Olivier Aeschlimann, Senior Financial Analyst and Fund Manager

Début mars, Donald Trump annonçait une série de hausses des tarifs sur les importations d’acier et d’aluminium de respectivement 25% et 10%. Les seuls résultats tangibles furent une chute des marchés financiers et des menaces de représailles de la part des principaux partenaires commerciaux des USA. Alors que la cible déclarée de ces mesures protectionnistes est clairement la Chine, les pays les plus affectés étaient potentiellement le Canada, le Mexique, la Corée du Sud et l’Union Européenne. Autrement dit, des alliés des États-Unis, dont les exportations ne représentent aucune menace pour la sécurité de l’Oncle Sam.
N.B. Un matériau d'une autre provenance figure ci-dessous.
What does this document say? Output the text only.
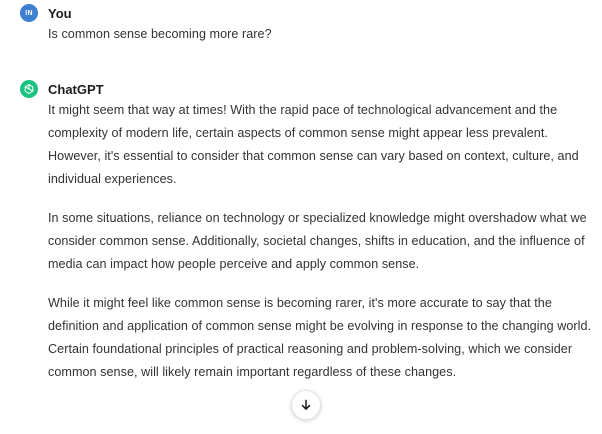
IN You

Is common sense becoming more rare?

ChatGPT

It might seem that way at times! With the rapid pace of technological advancement and the complexity of modern life, certain aspects of common sense might appear less prevalent. However, it's essential to consider that common sense can vary based on context, culture, and individual experiences.

In some situations, reliance on technology or specialized knowledge might overshadow what we consider common sense. Additionally, societal changes, shifts in education, and the influence of media can impact how people perceive and apply common sense.

While it might feel like common sense is becoming rarer, it's more accurate to say that the definition and application of common sense might be evolving in response to the changing world. Certain foundational principles of practical reasoning and problem-solving, which we consider common sense, will likely remain important regardless of these changes.
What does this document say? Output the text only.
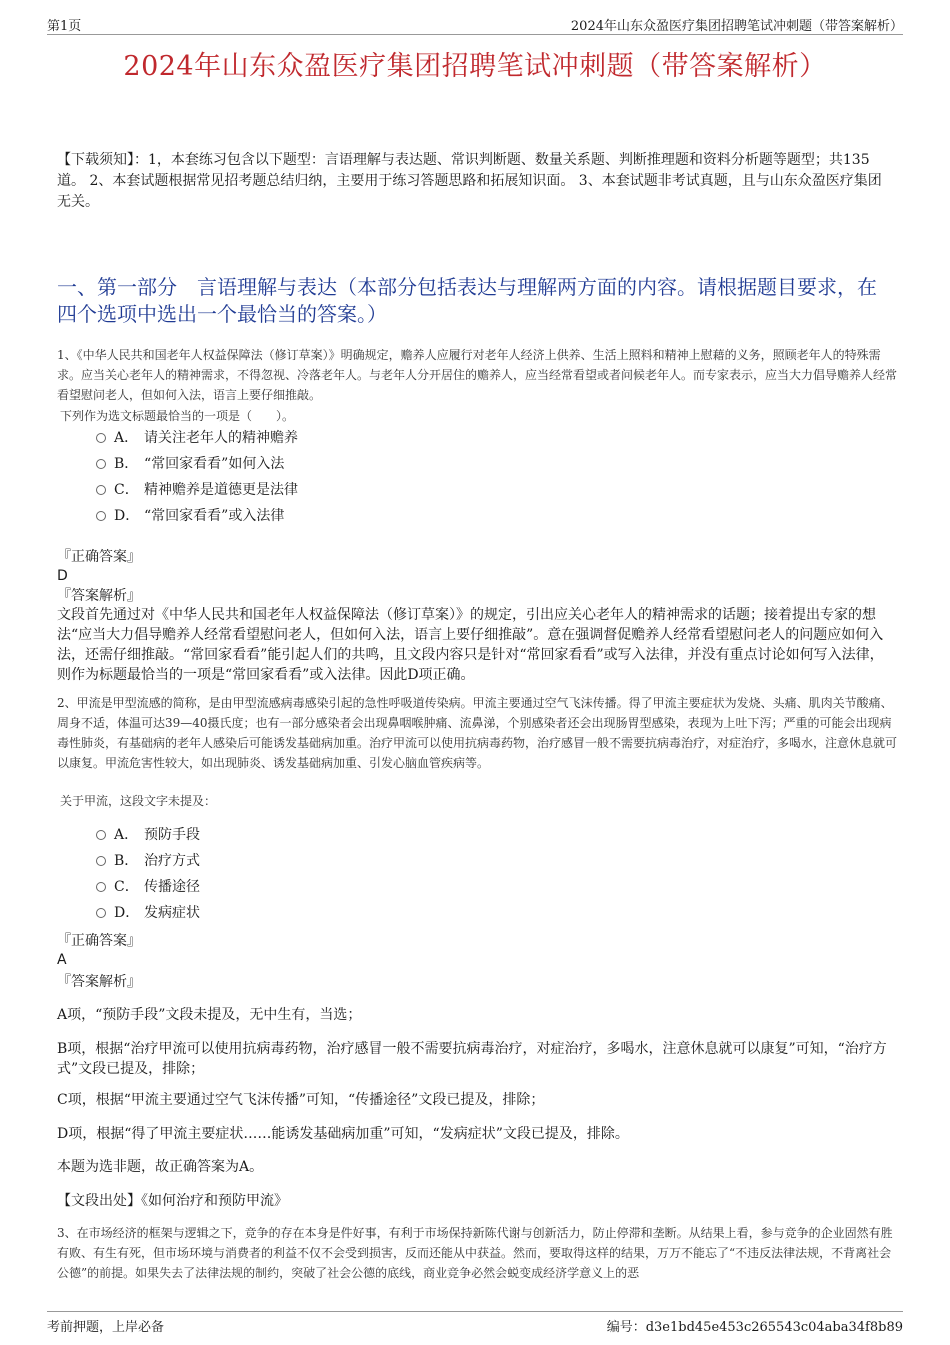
第1页	2024年山东众盈医疗集团招聘笔试冲刺题（带答案解析）
2024年山东众盈医疗集团招聘笔试冲刺题（带答案解析）
【下载须知】：1，本套练习包含以下题型：言语理解与表达题、常识判断题、数量关系题、判断推理题和资料分析题等题型；共135道。 2、本套试题根据常见招考题总结归纳，主要用于练习答题思路和拓展知识面。 3、本套试题非考试真题，且与山东众盈医疗集团无关。
一、第一部分　言语理解与表达（本部分包括表达与理解两方面的内容。请根据题目要求，在四个选项中选出一个最恰当的答案。）
1、《中华人民共和国老年人权益保障法（修订草案）》明确规定，赡养人应履行对老年人经济上供养、生活上照料和精神上慰藉的义务，照顾老年人的特殊需求。应当关心老年人的精神需求，不得忽视、冷落老年人。与老年人分开居住的赡养人，应当经常看望或者问候老年人。而专家表示，应当大力倡导赡养人经常看望慰问老人，但如何入法，语言上要仔细推敲。
下列作为选文标题最恰当的一项是（　　）。
A． 请关注老年人的精神赡养
B． “常回家看看”如何入法
C． 精神赡养是道德更是法律
D． “常回家看看”或入法律
『正确答案』
D
『答案解析』
文段首先通过对《中华人民共和国老年人权益保障法（修订草案）》的规定，引出应关心老年人的精神需求的话题；接着提出专家的想法“应当大力倡导赡养人经常看望慰问老人，但如何入法，语言上要仔细推敲”。意在强调督促赡养人经常看望慰问老人的问题应如何入法，还需仔细推敲。“常回家看看”能引起人们的共鸣，且文段内容只是针对“常回家看看”或写入法律，并没有重点讨论如何写入法律，则作为标题最恰当的一项是“常回家看看”或入法律。因此D项正确。
2、甲流是甲型流感的简称，是由甲型流感病毒感染引起的急性呼吸道传染病。甲流主要通过空气飞沫传播。得了甲流主要症状为发烧、头痛、肌肉关节酸痛、周身不适，体温可达39—40摄氏度；也有一部分感染者会出现鼻咽喉肿痛、流鼻涕，个别感染者还会出现肠胃型感染，表现为上吐下泻；严重的可能会出现病毒性肺炎，有基础病的老年人感染后可能诱发基础病加重。治疗甲流可以使用抗病毒药物，治疗感冒一般不需要抗病毒治疗，对症治疗，多喝水，注意休息就可以康复。甲流危害性较大，如出现肺炎、诱发基础病加重、引发心脑血管疾病等。
关于甲流，这段文字未提及：
A． 预防手段
B． 治疗方式
C． 传播途径
D． 发病症状
『正确答案』
A
『答案解析』
A项，“预防手段”文段未提及，无中生有，当选；
B项，根据“治疗甲流可以使用抗病毒药物，治疗感冒一般不需要抗病毒治疗，对症治疗，多喝水，注意休息就可以康复”可知，“治疗方式”文段已提及，排除；
C项，根据“甲流主要通过空气飞沫传播”可知，“传播途径”文段已提及，排除；
D项，根据“得了甲流主要症状……能诱发基础病加重”可知，“发病症状”文段已提及，排除。
本题为选非题，故正确答案为A。
【文段出处】《如何治疗和预防甲流》
3、在市场经济的框架与逻辑之下，竞争的存在本身是件好事，有利于市场保持新陈代谢与创新活力，防止停滞和垄断。从结果上看，参与竞争的企业固然有胜有败、有生有死，但市场环境与消费者的利益不仅不会受到损害，反而还能从中获益。然而，要取得这样的结果，万万不能忘了“不违反法律法规，不背离社会公德”的前提。如果失去了法律法规的制约，突破了社会公德的底线，商业竞争必然会蜕变成经济学意义上的恶
考前押题，上岸必备	编号：d3e1bd45e453c265543c04aba34f8b89
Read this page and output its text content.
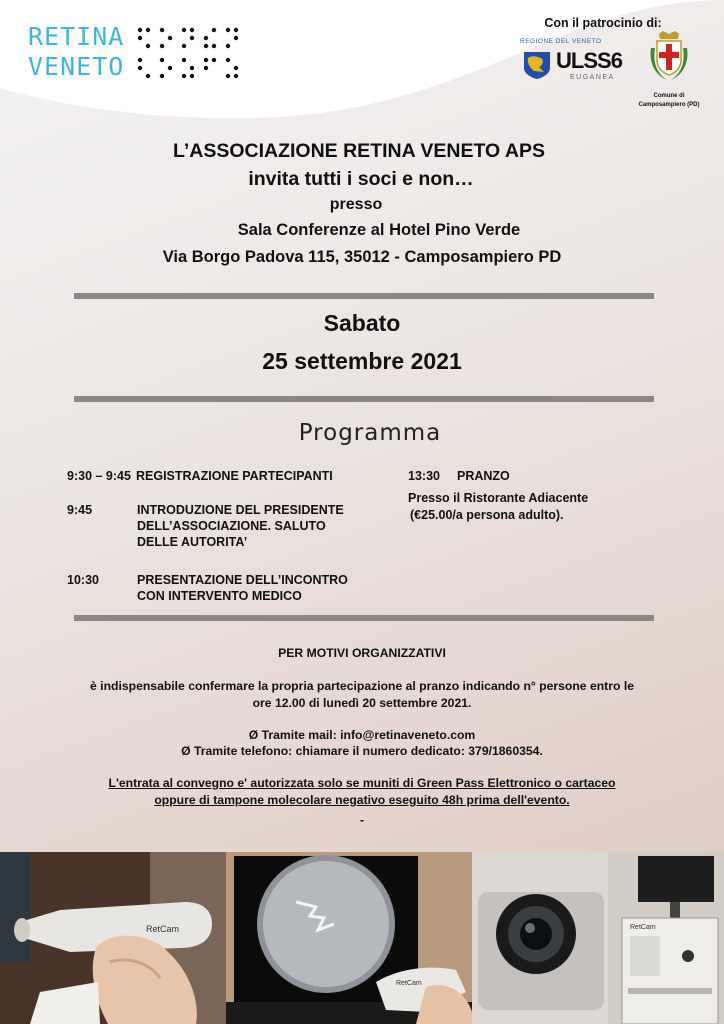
RETINA
VENETO
Con il patrocinio di:
REGIONE DEL VENETO
ULSS6
EUGANEA
Comune di
Camposampiero (PD)
L’ASSOCIAZIONE RETINA VENETO APS
invita tutti i soci e non…
presso
Sala Conferenze al Hotel Pino Verde
Via Borgo Padova 115, 35012 - Camposampiero PD
Sabato
25 settembre 2021
Programma
9:30 – 9:45 REGISTRAZIONE PARTECIPANTI
9:45	INTRODUZIONE DEL PRESIDENTE DELL’ASSOCIAZIONE. SALUTO DELLE AUTORITA’
10:30	PRESENTAZIONE DELL’INCONTRO CON INTERVENTO MEDICO
13:30 PRANZO
Presso il Ristorante Adiacente
(€25.00/a persona adulto).
PER MOTIVI ORGANIZZATIVI
è indispensabile confermare la propria partecipazione al pranzo indicando n° persone entro le
ore 12.00 di lunedì 20 settembre 2021.
Ø Tramite mail: info@retinaveneto.com
Ø Tramite telefono: chiamare il numero dedicato: 379/1860354.
L'entrata al convegno e' autorizzata solo se muniti di Green Pass Elettronico o cartaceo
oppure di tampone molecolare negativo eseguito 48h prima dell'evento.
-
RetCam
RetCam
RetCam
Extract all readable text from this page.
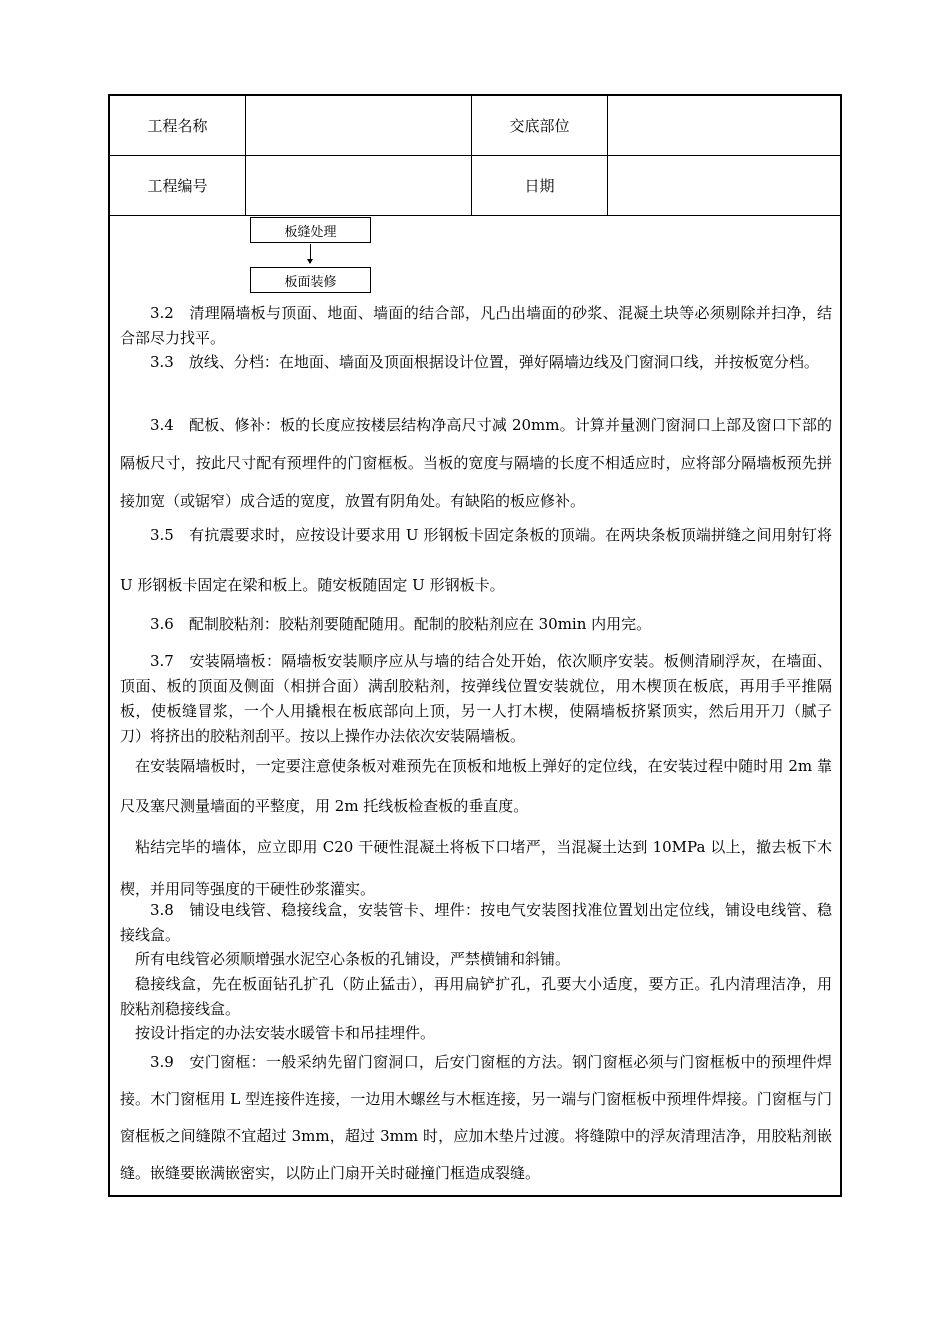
工程名称	交底部位
工程编号	日期
板缝处理
板面装修
3.2　清理隔墙板与顶面、地面、墙面的结合部，凡凸出墙面的砂浆、混凝土块等必须剔除并扫净，结合部尽力找平。
3.3　放线、分档：在地面、墙面及顶面根据设计位置，弹好隔墙边线及门窗洞口线，并按板宽分档。
3.4　配板、修补：板的长度应按楼层结构净高尺寸减 20mm。计算并量测门窗洞口上部及窗口下部的隔板尺寸，按此尺寸配有预埋件的门窗框板。当板的宽度与隔墙的长度不相适应时，应将部分隔墙板预先拼接加宽（或锯窄）成合适的宽度，放置有阴角处。有缺陷的板应修补。
3.5　有抗震要求时，应按设计要求用 U 形钢板卡固定条板的顶端。在两块条板顶端拼缝之间用射钉将 U 形钢板卡固定在梁和板上。随安板随固定 U 形钢板卡。
3.6　配制胶粘剂：胶粘剂要随配随用。配制的胶粘剂应在 30min 内用完。
3.7　安装隔墙板：隔墙板安装顺序应从与墙的结合处开始，依次顺序安装。板侧清刷浮灰，在墙面、顶面、板的顶面及侧面（相拼合面）满刮胶粘剂，按弹线位置安装就位，用木楔顶在板底，再用手平推隔板，使板缝冒浆，一个人用撬根在板底部向上顶，另一人打木楔，使隔墙板挤紧顶实，然后用开刀（腻子刀）将挤出的胶粘剂刮平。按以上操作办法依次安装隔墙板。
在安装隔墙板时，一定要注意使条板对难预先在顶板和地板上弹好的定位线，在安装过程中随时用 2m 靠尺及塞尺测量墙面的平整度，用 2m 托线板检查板的垂直度。
粘结完毕的墙体，应立即用 C20 干硬性混凝土将板下口堵严，当混凝土达到 10MPa 以上，撤去板下木楔，并用同等强度的干硬性砂浆灌实。
3.8　铺设电线管、稳接线盒，安装管卡、埋件：按电气安装图找准位置划出定位线，铺设电线管、稳接线盒。
所有电线管必须顺增强水泥空心条板的孔铺设，严禁横铺和斜铺。
稳接线盒，先在板面钻孔扩孔（防止猛击），再用扁铲扩孔，孔要大小适度，要方正。孔内清理洁净，用胶粘剂稳接线盒。
按设计指定的办法安装水暖管卡和吊挂埋件。
3.9　安门窗框：一般采纳先留门窗洞口，后安门窗框的方法。钢门窗框必须与门窗框板中的预埋件焊接。木门窗框用 L 型连接件连接，一边用木螺丝与木框连接，另一端与门窗框板中预埋件焊接。门窗框与门窗框板之间缝隙不宜超过 3mm，超过 3mm 时，应加木垫片过渡。将缝隙中的浮灰清理洁净，用胶粘剂嵌缝。嵌缝要嵌满嵌密实，以防止门扇开关时碰撞门框造成裂缝。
En ce qui concerne la Chine, le différend commercial avec les USA ne concerne ni l’acier ni l’aluminium, mais les transferts de technologie. En effet, les sociétés américaines désirant exporter vers la Chine sont tenues de transférer leurs technologies à un partenaire local. Or, il arrive que l’Empire du milieu traîne à autoriser la vente des produits US, le temps que le «partenaire» chinois développe ses propres substituts.  Ce genre de comportements litigieux ne se résolvant pas dans le cadre de l’OMC (Organisation Mondiale du Commerce), la menace de forts tarifs sur l’acier et l’alu pourrait être un moyen pour les négociateurs américains d’inciter la Chine à abandonner sa politique de transferts «volontaires» de technologie. Il s’agirait donc plus d’un coup de semonce que d’un coup d’épée dans l’eau!